A Job That's On the Line
Thursday, October 18, 2007
Comes now the newbie, the freshman senator, the bean counter with a nose for following the money. And at the moment she's following it -- not big money, not earmark money -- down a marbled hallway on the Hill to the poor schlubs who are paid $10 an hour to stand in line. In the morning, well-paid, sharp-suited lobbyists arrive and glide into the Senate hearing rooms, taking choice seats that the schlubs saved for them by waiting all night.
Money polluting the rivers of democracy once again!
"I think it is offensive!" decries Sen. Claire McCaskill (D-Mo.). She stands yesterday in the corridor of the Russell Senate Office Building, and the poor schlubs, the line-standers, watch from a respectful distance as she threatens to legislate their jobs away.
"It's capitalism and democracy," one of them says. "What do you do?"
Somebody's got a demand, somebody's got a supply. This is how America works, right?
Washington has a lot of bizarre practices, and it often takes an outsider to recognize them. Line-standing has been around for 15 years, and by now people on the Hill hardly see it anymore -- hardly see the people with folding chairs and blankets waiting outside congressional office buildings in the middle of the night, then lining up to shuffle into the building in the mornings, and setting up camp again outside hearing rooms, where they nap and talk (sometimes to themselves) and wait for their clients to arrive. And when the clients come, perky and caffeinated, having slept all night in real beds, they relieve the line-standers and nab seats in the hearing rooms -- the closer to the dais of power, the better.
Ah, but McCaskill has come to the corridors of power with the fresh eyes of a former state auditor.
"I was walking along the hallway to the Judiciary Committee" about two months ago, "and I said what's up with these people? . . . Who's paying them?"

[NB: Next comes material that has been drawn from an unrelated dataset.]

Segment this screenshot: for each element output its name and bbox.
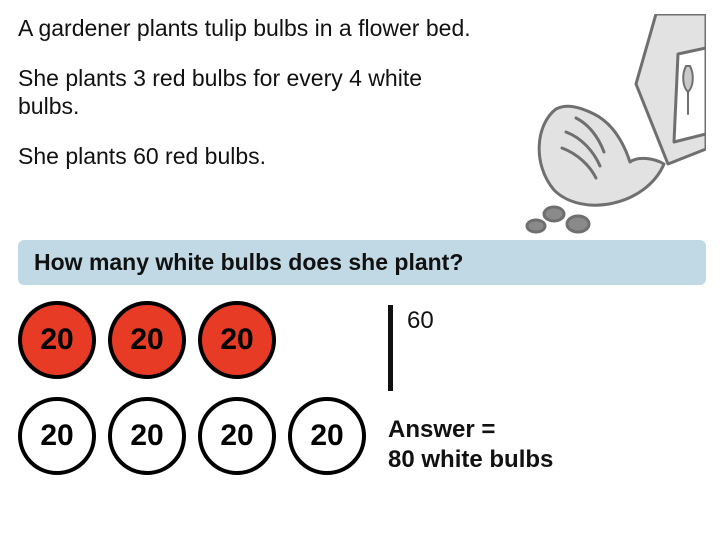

If the lobbyists want good seats, she says, let them line up and wait themselves. Public hearings are not concerts at Verizon Center, and everyone should have the same chance of getting a front-row seat. These are public hearings, after all, even if the public doesn't tend to come to these things much, hearings being kind of boring.
"This is the people's government, and these should be the people's hearings," McCaskill says, holding forth in the hallway while reporters crowd around. Some of the line-standers are sleeping. "I have no problem with lobbyists being in hearings, but they shouldn't be able to buy a seat."
Now, the line-standers, they need the cash. They don't know a lot about their clients or about what happens in the hearings. They don't know a lot about the bill McCaskill will introduce a few hours later.
"I just heard about it," says line-stander Jay Moglia, who looks slightly stunned when the reporters crowd around him and brandish their notebooks. He says he understands the argument behind banning his job, but here's the thing: His day job as a courier -- the one he loves -- isn't cutting it.
"Bike messenger rates haven't changed in 16 years," Moglia says.
Line-standing, on the other hand, is not a job he loves, but it's a job he needs. He's been waiting for six hours, since 3:30 in the morning. One of his colleagues left the business recently. Couldn't take the lifestyle anymore -- all those wee hours.
Moglia has questions he wants to ask the senator from Missouri: Who's going to police this? Won't there be loopholes, and in that case, will someone else just wind up taking his job? Aren't there always?
"I missed in detail what she was saying," says William McCall, who holds a sign for a line-standing company called CVK Group.
"That you're not the public," says another guy, who gives his name as "Bush, George," and seems disgusted with the premise of the ban. "You can get paid for doing anything. It's America."